Stratified treatment of newly diagnosed MCL based on the presence or absence of high risk features utilizing non-cytotoxic agents.
Tycel Phillips
MDBeckman Research Institute of the City of Hope
Project Term: July 1, 2022 - September 30, 2027
We believe that regimens without chemotherapy can induce significant and durable remissions in patients with Mantle cell lymphoma (MCL). We will confirm this hypothesis by conducting two clinical trials stratified by the presence or absence of high risk features. We will utilize BH3 profiling and MRD testing to assist with predicting treatment response and remission. Our goal is to verify the efficacy of our regimen and prove the utility of BH3 profiling and MRD testing in outcome prediction.
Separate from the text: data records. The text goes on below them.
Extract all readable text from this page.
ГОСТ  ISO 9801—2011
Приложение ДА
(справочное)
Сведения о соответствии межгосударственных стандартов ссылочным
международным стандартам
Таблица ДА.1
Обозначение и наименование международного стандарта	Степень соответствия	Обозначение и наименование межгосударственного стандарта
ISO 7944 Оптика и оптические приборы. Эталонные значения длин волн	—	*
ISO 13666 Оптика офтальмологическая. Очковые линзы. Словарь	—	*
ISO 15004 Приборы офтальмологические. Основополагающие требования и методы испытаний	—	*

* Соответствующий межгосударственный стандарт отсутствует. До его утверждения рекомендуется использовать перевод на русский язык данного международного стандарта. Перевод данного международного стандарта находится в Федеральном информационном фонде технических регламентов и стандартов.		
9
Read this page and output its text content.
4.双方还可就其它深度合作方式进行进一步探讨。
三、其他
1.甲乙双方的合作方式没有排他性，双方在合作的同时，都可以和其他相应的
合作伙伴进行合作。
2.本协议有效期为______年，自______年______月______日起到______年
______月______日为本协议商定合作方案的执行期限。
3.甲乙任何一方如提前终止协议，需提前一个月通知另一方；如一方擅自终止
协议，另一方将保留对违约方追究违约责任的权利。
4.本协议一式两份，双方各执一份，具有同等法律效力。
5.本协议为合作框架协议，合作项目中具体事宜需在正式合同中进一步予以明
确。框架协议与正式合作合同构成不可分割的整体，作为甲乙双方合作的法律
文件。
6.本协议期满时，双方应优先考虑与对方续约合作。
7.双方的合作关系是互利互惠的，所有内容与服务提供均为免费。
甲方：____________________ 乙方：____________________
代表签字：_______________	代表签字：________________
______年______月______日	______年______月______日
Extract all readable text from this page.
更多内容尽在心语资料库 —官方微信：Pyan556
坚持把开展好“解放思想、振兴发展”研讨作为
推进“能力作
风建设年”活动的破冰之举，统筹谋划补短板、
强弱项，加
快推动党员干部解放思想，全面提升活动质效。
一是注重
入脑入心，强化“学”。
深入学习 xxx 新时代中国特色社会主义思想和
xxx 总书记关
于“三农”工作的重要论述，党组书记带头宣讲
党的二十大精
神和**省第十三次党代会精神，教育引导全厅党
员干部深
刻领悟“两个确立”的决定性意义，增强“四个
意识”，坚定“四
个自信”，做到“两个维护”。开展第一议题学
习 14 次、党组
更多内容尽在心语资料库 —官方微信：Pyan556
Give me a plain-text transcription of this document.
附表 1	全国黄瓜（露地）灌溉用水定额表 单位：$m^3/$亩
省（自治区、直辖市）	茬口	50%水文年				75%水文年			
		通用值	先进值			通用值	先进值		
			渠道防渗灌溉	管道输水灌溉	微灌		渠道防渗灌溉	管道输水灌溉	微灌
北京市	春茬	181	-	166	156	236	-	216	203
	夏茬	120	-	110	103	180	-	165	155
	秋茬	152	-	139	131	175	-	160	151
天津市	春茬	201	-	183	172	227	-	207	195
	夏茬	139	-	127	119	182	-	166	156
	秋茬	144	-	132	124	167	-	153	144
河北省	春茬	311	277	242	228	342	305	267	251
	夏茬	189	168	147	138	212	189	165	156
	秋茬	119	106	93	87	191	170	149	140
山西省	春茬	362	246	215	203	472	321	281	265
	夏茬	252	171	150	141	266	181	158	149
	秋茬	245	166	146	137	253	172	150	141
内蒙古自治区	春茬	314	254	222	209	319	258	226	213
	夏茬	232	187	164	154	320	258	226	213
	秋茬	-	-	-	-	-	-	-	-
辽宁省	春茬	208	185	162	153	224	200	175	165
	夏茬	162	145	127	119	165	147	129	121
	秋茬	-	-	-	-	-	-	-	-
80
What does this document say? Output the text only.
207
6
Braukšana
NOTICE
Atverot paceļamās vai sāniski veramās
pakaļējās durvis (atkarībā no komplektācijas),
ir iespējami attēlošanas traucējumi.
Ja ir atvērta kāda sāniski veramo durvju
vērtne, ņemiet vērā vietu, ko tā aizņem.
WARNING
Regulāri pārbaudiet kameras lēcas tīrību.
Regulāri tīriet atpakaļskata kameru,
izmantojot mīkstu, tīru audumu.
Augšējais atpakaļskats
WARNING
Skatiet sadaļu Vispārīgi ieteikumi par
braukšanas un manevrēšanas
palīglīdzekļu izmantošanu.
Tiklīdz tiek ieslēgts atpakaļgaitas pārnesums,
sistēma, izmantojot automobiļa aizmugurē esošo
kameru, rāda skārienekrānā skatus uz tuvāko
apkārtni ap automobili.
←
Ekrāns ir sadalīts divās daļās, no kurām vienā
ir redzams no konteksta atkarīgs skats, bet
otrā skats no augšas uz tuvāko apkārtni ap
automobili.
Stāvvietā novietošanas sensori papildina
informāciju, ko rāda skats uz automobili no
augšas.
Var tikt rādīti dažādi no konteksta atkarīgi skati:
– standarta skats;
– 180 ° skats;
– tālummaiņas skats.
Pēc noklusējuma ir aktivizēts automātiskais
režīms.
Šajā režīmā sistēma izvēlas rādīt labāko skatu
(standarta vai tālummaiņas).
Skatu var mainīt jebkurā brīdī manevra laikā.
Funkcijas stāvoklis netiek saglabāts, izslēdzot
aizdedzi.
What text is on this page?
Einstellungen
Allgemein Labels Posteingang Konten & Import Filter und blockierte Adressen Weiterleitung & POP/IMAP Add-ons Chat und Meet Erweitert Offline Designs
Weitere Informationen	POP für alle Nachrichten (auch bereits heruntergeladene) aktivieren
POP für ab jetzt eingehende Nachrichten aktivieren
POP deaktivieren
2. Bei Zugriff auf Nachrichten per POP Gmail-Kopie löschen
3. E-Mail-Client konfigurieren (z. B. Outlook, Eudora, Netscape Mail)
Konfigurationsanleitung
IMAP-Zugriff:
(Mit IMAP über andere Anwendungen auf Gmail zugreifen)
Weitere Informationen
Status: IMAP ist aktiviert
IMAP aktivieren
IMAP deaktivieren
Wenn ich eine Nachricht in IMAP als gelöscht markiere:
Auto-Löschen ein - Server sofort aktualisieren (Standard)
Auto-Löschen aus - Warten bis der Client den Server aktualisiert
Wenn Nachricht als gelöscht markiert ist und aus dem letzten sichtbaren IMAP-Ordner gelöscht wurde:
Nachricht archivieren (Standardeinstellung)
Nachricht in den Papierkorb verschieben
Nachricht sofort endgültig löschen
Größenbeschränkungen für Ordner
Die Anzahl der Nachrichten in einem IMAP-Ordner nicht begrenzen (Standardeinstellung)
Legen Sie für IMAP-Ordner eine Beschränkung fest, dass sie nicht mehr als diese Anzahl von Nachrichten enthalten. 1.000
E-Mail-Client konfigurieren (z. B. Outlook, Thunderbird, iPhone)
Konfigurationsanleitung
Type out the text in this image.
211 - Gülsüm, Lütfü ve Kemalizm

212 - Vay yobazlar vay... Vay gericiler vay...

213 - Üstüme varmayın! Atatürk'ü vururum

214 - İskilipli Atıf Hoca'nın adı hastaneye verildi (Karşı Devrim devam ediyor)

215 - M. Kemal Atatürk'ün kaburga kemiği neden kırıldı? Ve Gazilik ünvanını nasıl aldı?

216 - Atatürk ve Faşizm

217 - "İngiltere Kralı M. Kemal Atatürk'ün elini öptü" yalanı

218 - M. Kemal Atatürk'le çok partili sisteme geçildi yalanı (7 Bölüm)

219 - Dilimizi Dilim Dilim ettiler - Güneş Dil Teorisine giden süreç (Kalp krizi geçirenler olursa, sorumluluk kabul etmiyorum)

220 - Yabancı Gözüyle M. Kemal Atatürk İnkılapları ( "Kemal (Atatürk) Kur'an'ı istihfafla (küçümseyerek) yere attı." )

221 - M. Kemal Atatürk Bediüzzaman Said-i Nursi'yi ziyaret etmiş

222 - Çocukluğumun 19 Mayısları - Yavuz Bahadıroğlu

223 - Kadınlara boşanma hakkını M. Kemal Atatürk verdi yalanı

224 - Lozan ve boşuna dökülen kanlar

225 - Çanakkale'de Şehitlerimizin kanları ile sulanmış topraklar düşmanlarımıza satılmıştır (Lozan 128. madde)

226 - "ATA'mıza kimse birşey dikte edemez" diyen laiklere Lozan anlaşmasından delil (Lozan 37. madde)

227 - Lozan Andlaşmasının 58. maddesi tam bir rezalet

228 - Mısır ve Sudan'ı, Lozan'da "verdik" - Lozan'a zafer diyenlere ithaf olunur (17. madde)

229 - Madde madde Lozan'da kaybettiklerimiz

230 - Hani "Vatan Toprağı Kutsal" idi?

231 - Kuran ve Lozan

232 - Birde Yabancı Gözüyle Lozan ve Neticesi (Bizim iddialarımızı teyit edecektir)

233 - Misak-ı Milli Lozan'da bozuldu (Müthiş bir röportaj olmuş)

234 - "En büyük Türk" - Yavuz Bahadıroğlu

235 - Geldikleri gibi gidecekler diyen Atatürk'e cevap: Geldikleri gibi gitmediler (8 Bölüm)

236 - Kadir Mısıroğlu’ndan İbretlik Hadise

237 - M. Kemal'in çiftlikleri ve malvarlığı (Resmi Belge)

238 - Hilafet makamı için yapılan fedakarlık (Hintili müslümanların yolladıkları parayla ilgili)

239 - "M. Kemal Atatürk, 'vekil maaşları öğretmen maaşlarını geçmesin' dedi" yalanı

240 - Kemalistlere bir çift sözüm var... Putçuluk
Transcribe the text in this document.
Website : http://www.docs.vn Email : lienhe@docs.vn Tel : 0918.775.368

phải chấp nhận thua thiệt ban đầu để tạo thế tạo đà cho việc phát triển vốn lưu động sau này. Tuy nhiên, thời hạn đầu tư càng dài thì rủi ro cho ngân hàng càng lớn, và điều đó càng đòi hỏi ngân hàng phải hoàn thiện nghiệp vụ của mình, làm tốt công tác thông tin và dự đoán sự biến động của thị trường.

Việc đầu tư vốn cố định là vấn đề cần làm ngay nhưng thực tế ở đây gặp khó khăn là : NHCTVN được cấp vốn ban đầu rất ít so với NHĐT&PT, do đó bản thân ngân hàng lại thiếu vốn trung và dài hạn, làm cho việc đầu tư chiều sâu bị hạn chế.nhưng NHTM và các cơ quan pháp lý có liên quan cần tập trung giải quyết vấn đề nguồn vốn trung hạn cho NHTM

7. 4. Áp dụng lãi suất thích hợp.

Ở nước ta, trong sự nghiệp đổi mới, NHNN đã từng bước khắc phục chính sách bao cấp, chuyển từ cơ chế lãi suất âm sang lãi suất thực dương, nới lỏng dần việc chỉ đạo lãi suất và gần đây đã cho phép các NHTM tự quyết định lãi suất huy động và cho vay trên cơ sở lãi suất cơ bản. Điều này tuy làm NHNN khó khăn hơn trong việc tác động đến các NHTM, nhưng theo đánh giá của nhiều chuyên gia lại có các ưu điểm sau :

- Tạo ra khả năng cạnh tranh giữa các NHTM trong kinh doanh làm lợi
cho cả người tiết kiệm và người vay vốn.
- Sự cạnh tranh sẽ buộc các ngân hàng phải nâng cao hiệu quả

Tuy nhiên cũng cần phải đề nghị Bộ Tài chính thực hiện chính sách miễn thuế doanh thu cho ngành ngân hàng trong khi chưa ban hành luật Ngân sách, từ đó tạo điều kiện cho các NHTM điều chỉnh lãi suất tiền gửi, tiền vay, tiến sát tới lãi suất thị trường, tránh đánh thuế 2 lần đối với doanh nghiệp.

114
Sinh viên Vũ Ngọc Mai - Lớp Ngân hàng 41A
Mantle Cell lymphoma (MCL) is a rare form of non-Hodgkin Lymphoma that unfortunately is incurable with the treatments that are used to treat patients today. Treatment for this cancer almost exclusively involves drugs (chemotherapy) that damage all fast growing cells whether cancerous or not. This can lead to unwanted side effects that limit this type treatment to a select group of patients. Also we we know there is a group of patients whom we deem to be "high risk" that will have a very limited response to this form of treatment. In a previous study we evaluated a regimen using a limited course of oral medications to treat previously untreated patients with MCL. The results of this study are promising and appear durable. Given this we plan to expand our original study to further explore the effectiveness of these drugs in a larger pool of patients to better compare our outcomes to what has been previously reported with treatments that utilize chemotherapy. In a second study we have designed a treatment for the population of patients mentioned previously that is known to have poor outcomes when treated with chemotherapy. Recent data demonstrates that treatments which utilize our immune system appear effective in "high risk" patients. We will utilize an antibody that functions to target the immune system against MCL together with our oral medication regimen in a second study we have designed specifically for "high risk" patients that we know have poor outcomes when treated with chemotherapy.. Importantly for both studies will evaluate for clearance of the cancer using a special test that will identify tiny remnants of the cancer in blood and will attempt to identify patients who might not respond to the proposed treatment. We believe that we will achieve three major goals. 1. We will demonstrate that we can obtain comparable or better results without exposing patients to chemotherapy and its associated side effects. With this we would aim to treat MCL while providing an opportunity not negatively impact the patients quality of life. 2. We feel that for high risk patients we will be able to establish a treatment regimen with superior and more durable responses to what has been demonstrated thus far with chemotherapy. 3. We believe that our secondary tests will allow for better identification of appropriate patients for this type of treatment and allow for improvement in our ability to predict long term response as compared to what is our current standard.